Im Mittelpunkt steht die Omni-Anwendung, die sich auf den Retail-Markt für Perpetual Contracts spezialisiert hat. Durch den innovativen OLP (Omni Liquidity Provider)-Pool werden Liquiditäten aus zentralisierten und dezentralisierten Exchanges clever gebündelt, was über 500 Nischen-Assets den Zugang zu echten Handelsmöglichkeiten eröffnet. Besonders in Europa, wo Regulierungen wie MiCA die Szene prägen, fühlt sich diese nahtlose Integration besonders relevant an – sie macht DeFi zugänglicher, ohne Kompromisse bei der Sicherheit einzugehen.
Was Variational wirklich auszeichnet, ist sein revolutionäres „Zero-Fee“-Modell. Keine Gebühren für Orders oder Ausführungen – stattdessen verdient das Protokoll durch smarte Peer-to-Peer-Spreads und Liquiditätsprämien. Das senkt die Hürden für High-Frequency-Trader enorm und democratisiert den Derivate-Markt auf eine Weise, die für ambitionierte Trader in Deutschland und darüber hinaus ein Game-Changer ist.
Das Team
Variational wurde von Absolventen der Columbia University mit erstklassigem Background in Quantitativer Finanz gegründet – ein Duo, das Expertise und Vision vereint.
Lucas V. Schuermann (CEO) und Edward Yu (Mitgründer) haben zuvor Qu Capital ins Leben gerufen, eine Quant-Firma, die später von Genesis Trading übernommen wurde. In ihren Rollen bei Genesis leiteten sie die Kerntechnologie und quantitative Strategien, was ihnen ein tiefes Verständnis für skalierbare Systeme vermittelte.
Das Engineering-Team ist eine Elite-Runde: Die Kernmitglieder bringen durchschnittlich über 10 Jahre Erfahrung in verteilten Systemen mit, darunter Quantenforscher und Ingenieure von Giganten wie Goldman Sachs, Google, Meta und Tether. Diese Mischung aus Tradition und Innovation sorgt dafür, dass Variational robust und zukunftsweisend bleibt.
Finanzierung
Bisher hat das Projekt 11,8 Millionen US-Dollar eingesammelt und erhält Unterstützung von den führenden VCs der Krypto-Welt – ein klares Signal für sein Potenzial.

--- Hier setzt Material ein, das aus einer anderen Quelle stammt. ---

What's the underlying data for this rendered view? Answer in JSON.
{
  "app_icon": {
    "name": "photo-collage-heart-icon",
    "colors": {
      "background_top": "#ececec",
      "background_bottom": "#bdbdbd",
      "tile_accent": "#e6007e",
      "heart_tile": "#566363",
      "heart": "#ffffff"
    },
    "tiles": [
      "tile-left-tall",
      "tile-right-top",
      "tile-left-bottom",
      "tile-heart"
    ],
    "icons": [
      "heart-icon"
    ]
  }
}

Die Seed-Runde mit 10,3 Millionen Dollar wurde von Bain Capital Crypto und Peak XV Partners (ehemals Sequoia India) angeführt, mit Beteiligung von Coinbase Ventures, Dragonfly Capital und Hack VC. Diese Investoren bringen nicht nur Kapital, sondern auch Netzwerke, die in der Derivate-Branche Gold wert sind.
In der strategischen Runde flossen 1,5 Millionen Dollar von Mirana Ventures, Caladan, Zoku Ventures und Brevan Howard zu. Die Backer-Spanne – von Top-Exchanges über traditionelle Quant-Fonds bis zu Silicon-Valley-VCs – gibt Variational den Rückenwind für Marktführerschaft und globale Expansion, was besonders in einem regulierten Umfeld wie der EU von Vorteil ist.